Part 1

Note: There are often multiple ways to answer each question.

Load the ggplot2 and fueleconomy packages, as well as the vehicles dataset.

library(ggplot2)
library(fueleconomy)
## Warning: package 'fueleconomy' was built under R version 4.0.5
data(vehicles)
  1. Make a scatterplot of hwy vs. cty.
ggplot(vehicles, aes(x = cty, y = hwy)) +
    geom_point()

  1. Convert the cyl column to a factor.
vehicles$cyl <- factor(vehicles$cyl)
  1. Modify the plot from Qn 1 such that the color of the dot represents cyl value. Also, change the color scale to “YlOrRd”.
ggplot(vehicles, aes(x = cty, y = hwy, col = cyl)) +
    geom_point() +
    scale_color_brewer(palette = "YlOrRd")
## Warning: Removed 58 rows containing missing values (geom_point).

Notice how the NAs got removed!

  1. There is a lot of overplotting in the plot above. Remove the color scale and modify the previous plot so that alpha = 0.1.
ggplot(vehicles, aes(x = cty, y = hwy, col = cyl)) +
    geom_point(alpha = 0.1)

  1. Make a histogram of year.
ggplot(vehicles, aes(x = year)) +
    geom_histogram()
## `stat_bin()` using `bins = 30`. Pick better value with `binwidth`.

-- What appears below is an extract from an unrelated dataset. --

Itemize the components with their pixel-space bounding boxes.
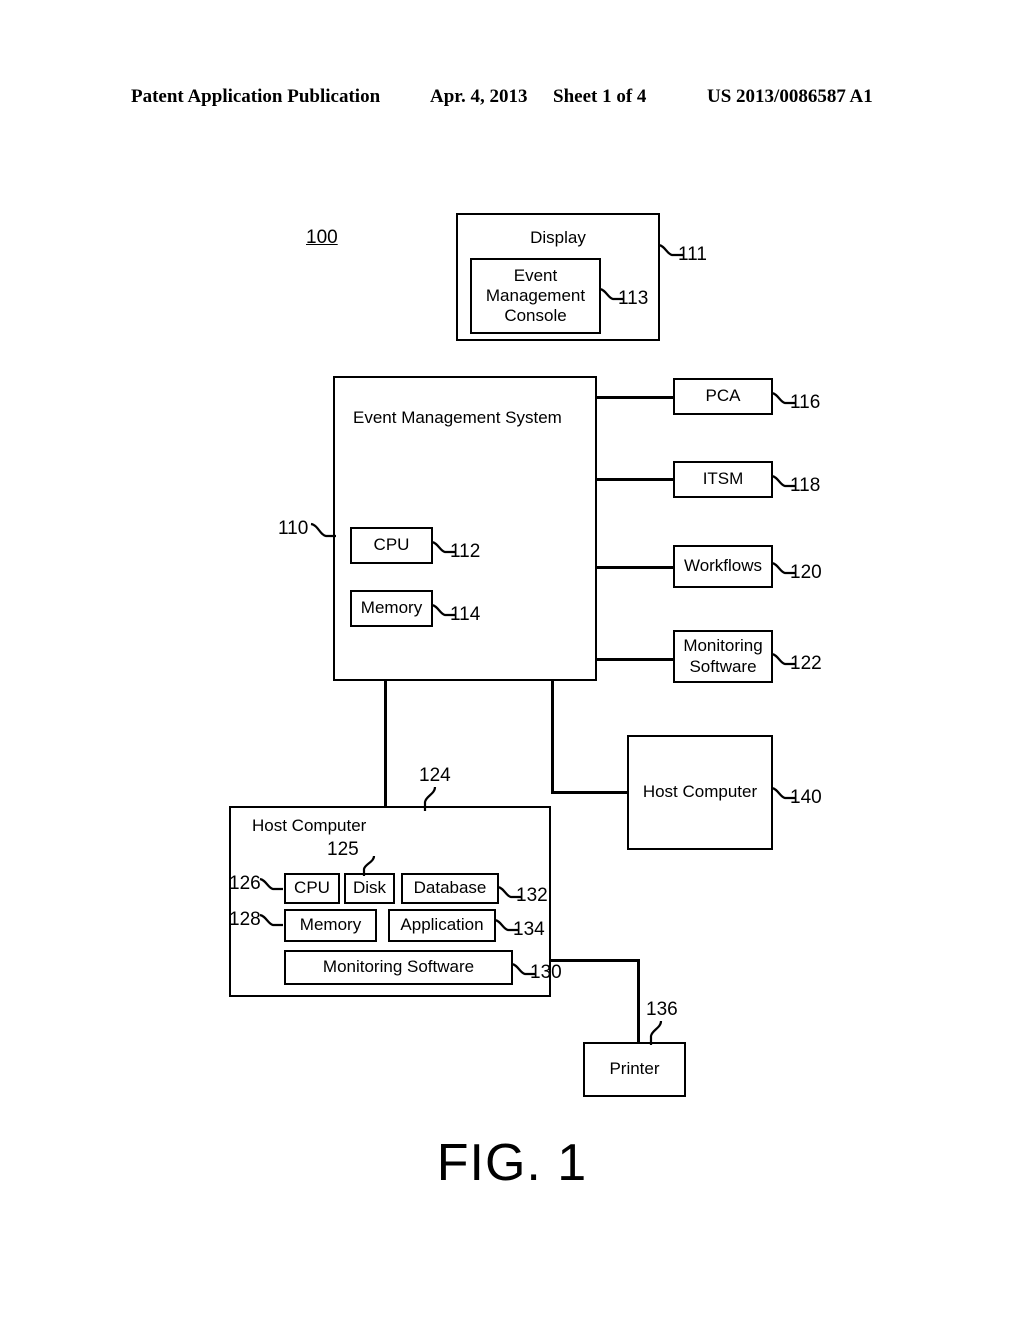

  1. Make a histogram of year with just 5 bins.
ggplot(vehicles, aes(x = year)) +
    geom_histogram(bins = 5)

  1. For each value of cyl, make a violin plot of hwy values.
ggplot(vehicles, aes(x = cyl, y = hwy)) +
    geom_violin()

  1. For each value of cyl, make a boxplot of hwy values.
ggplot(vehicles, aes(x = cyl, y = hwy)) +
    geom_boxplot()

  1. Make a barplot to show how many cars of each type of fuel there are in the dataset. (Hint: Use the geom_bar geom.)
ggplot(vehicles, aes(x = fuel)) +
    geom_bar()

  1. Add a coord_flip() layer to the previous plot to make a horizontal barplot.
ggplot(vehicles, aes(x = fuel)) +
    geom_bar() +
    coord_flip()

Part 2

vehicles <- vehicles[1:2000, ]
  1. Make a scatterplot of hwy vs. cty. Give axis titles and a main title to the plot to make it more interpretable.
ggplot(vehicles, aes(x = cty, y = hwy)) +
    geom_point() +
    labs(title = "Scatterplot of highway mpg vs. city mpg", x = "City mpg",
         y = "Highway mpg")

  1. Modify the plot above such that the color of the dot represents cyl value. Also reduce the alpha of the points to an appropriate level and introduce jitter.
ggplot(vehicles, aes(x = cty, y = hwy, col = cyl)) +
    geom_jitter(alpha = 0.2) +
    labs(title = "Scatterplot of highway mpg vs. city mpg", x = "City mpg",
         y = "Highway mpg")

  1. Modify the plot above so that each value of cyl is in its own plot.
ggplot(vehicles, aes(x = cty, y = hwy, col = cyl)) +
    geom_jitter(alpha = 0.2) +
    labs(title = "Scatterplot of highway mpg vs. city mpg", x = "City mpg",
         y = "Highway mpg") +
    facet_wrap(~ cyl)

  1. While the plot above gives us a good idea of how cars with different cyl values compare with each other, a lot of the plot space is wasted. Modify the plot so that each little plot has its own x and y scale. (Hint: This website might be helpful.)
ggplot(vehicles, aes(x = cty, y = hwy, col = cyl)) +
    geom_jitter(alpha = 0.2) +
    labs(title = "Scatterplot of highway mpg vs. city mpg", x = "City mpg",
         y = "Highway mpg") +
    facet_wrap(~ cyl, scales = "free")

  1. Make a barplot to show how many cars of each type of fuel there are in the dataset. (Use the geom_bar geom.) Change the theme to ggplot’s black and white theme.
ggplot(vehicles, aes(x = fuel)) +
    geom_bar() +
    theme_bw()

  1. Make a violin plot to show the distribution of displ for each value of drive. Overlay that with a scatterplot of displ vs. drive (with jitter and alpha). How does the scatterplot give the reader more information?
ggplot(vehicles, aes(x = drive, y = displ)) +
    geom_violin() +
    geom_jitter(alpha = 0.2)
## Warning: Removed 2 rows containing non-finite values (stat_ydensity).
## Warning: Removed 2 rows containing missing values (geom_point).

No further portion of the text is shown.